Mrs. Tate rose tragically from her chair and made a sweeping gesture with her right hand. "With the other woman's performance."

Tate looked at her for a moment, with smiling incredulity. "How ridiculous!" he said.

"That's exactly what I said when you told me he had fallen in love with his wife's performance. I said it was the most ridiculous thing I'd ever heard in my life. I couldn't have believed it if I hadn't observed it with my own eyes. But that afternoon I saw him—he stood near me, leaning against the railing—and I wish you could have seen the expression in his face while that woman was exhibiting herself, especially when she made her horrible dives."

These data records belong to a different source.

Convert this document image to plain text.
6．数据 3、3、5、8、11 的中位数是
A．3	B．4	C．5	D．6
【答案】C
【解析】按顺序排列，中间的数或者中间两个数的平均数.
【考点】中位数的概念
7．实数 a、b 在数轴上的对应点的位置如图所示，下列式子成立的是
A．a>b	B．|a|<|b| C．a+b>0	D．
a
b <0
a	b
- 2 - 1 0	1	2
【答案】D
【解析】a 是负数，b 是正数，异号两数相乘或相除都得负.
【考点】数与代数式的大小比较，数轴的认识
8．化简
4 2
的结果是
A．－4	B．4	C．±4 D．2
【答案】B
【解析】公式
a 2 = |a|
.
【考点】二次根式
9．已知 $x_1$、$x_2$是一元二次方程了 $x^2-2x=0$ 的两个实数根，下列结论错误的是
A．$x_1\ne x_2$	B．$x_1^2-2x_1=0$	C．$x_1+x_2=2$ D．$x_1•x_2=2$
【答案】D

For a moment Tate stood without speaking. Then he said:—

"I'm afraid you're putting a romantic interpretation on a very simple sequence of events. That fellow probably did fall in love with his wife's performance, and incidentally he liked the money that went with it. When she stopped her diving and became an ordinary performer, like thousands of others, she ceased to interest him. Then he looked around for some one else to be interested in, and when the other acrobatic person appeared he was just in the condition to be caught."